ValueError: The checkpoint you are trying to load has model type lighton_ocr
but Transformers does not recognize this architecture.
"lighton_ocr" is now supported by transformers==5.0.0rc3
"lighton_ocr" is now supported by transformers==5.0.0rc3
still error:
(APIServer pid=56139) File "/mnt/work/miniconda3/envs/vllm/lib/python3.11/site-packages/vllm/multimodal/registry.py", line 261, in _create_processing_info
(APIServer pid=56139) return factories.info(ctx)
(APIServer pid=56139) ^^^^^^^^^^^^^^^^^^^
(APIServer pid=56139) File "/mnt/work/miniconda3/envs/vllm/lib/python3.11/site-packages/vllm/model_executor/models/mistral3.py", line 342, in _build_mistral3_info
(APIServer pid=56139) hf_config = ctx.get_hf_config(Mistral3Config)

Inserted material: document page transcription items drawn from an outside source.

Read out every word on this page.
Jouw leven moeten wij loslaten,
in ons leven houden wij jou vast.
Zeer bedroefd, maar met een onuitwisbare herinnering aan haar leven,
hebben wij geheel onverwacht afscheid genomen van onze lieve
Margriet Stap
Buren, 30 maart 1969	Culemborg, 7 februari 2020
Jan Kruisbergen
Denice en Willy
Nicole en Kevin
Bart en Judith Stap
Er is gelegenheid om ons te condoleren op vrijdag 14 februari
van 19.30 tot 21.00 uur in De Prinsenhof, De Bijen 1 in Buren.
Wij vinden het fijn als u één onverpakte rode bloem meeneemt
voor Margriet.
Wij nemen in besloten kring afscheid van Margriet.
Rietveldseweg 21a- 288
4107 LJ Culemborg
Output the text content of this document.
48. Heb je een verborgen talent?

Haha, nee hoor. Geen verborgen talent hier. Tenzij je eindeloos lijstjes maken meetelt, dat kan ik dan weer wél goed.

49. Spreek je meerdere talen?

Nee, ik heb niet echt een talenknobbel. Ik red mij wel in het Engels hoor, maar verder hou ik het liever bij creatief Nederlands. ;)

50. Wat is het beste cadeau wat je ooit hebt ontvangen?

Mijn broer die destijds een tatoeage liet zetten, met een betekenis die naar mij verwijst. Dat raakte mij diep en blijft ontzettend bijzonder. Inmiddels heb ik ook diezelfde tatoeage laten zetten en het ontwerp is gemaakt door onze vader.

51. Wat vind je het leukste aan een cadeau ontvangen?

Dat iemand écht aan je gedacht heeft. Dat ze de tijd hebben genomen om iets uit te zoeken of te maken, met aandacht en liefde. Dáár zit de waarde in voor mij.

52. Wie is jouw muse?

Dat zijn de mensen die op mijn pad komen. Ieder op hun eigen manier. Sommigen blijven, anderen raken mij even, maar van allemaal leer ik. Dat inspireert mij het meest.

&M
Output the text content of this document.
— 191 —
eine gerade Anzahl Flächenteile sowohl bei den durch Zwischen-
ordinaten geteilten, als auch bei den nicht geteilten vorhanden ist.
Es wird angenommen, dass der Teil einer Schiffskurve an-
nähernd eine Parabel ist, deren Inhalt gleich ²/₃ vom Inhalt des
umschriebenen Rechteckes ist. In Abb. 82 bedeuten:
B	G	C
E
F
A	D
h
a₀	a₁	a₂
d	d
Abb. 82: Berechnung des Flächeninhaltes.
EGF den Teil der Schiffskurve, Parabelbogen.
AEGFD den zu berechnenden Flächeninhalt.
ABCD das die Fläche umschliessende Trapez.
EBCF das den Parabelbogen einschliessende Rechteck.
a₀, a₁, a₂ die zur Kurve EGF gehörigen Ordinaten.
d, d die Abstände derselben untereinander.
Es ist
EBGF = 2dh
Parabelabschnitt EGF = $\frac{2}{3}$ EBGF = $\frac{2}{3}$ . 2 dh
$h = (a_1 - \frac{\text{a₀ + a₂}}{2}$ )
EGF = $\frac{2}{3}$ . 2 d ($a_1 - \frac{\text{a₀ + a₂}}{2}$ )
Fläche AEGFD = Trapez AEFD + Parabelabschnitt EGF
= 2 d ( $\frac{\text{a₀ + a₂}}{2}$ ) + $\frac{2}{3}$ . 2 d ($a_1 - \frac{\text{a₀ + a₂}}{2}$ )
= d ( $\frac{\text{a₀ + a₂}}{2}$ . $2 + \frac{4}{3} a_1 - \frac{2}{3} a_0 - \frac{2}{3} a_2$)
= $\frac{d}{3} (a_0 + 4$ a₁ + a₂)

(APIServer pid=56139) ^^^^^^^^^^^^^^^^^^^^^^^^^^^^^^^^^
(APIServer pid=56139) File "/mnt/work/miniconda3/envs/vllm/lib/python3.11/site-packages/vllm/multimodal/processing.py", line 1132, in get_hf_config
(APIServer pid=56139) raise TypeError(
(APIServer pid=56139) TypeError: Invalid type of HuggingFace config. Expected type: <class 'transformers.models.mistral3.configuration_mistral3.Mistral3Config'>, but found type: <class 'transformers.models.lighton_ocr.configuration_lighton_ocr.LightOnOcrConfig'>
(vllm) admin@8-n01:/mnt/work/xiakj/hf$ pip list|grep transformers
transformers 5.0.0rc3
(vllm) admin@8-n01:/mnt/work/xiakj/hf$ vi LightOnOCR-2-1B/config.json
(vllm) admin@8-n01:/mnt/work/xiakj/hf$ cat LightOnOCR-2-1B/config.json |grep lighton_ocr
"model_type": "lighton_ocr",
(vllm) admin@8-n01:/mnt/work/xiakj/hf$ cat LightOnOCR-2-1B/config.json
{
"architectures": [
"LightOnOCRForConditionalGeneration"
],
"dtype": "bfloat16",
"eos_token_id": 151645,
"image_token_id": 151655,
"model_type": "lighton_ocr",
"multimodal_projector_bias": false,
Oh... vLLM doesn't catch up transformers==5.0.0rc3 yet. And I've just found another bug on transformers==5.0.0rc3 . Sorry but it is too early for us to change "model_type" into "lighton_ocr" and I will wait for official release of transformers 5.0.0 and vLLM.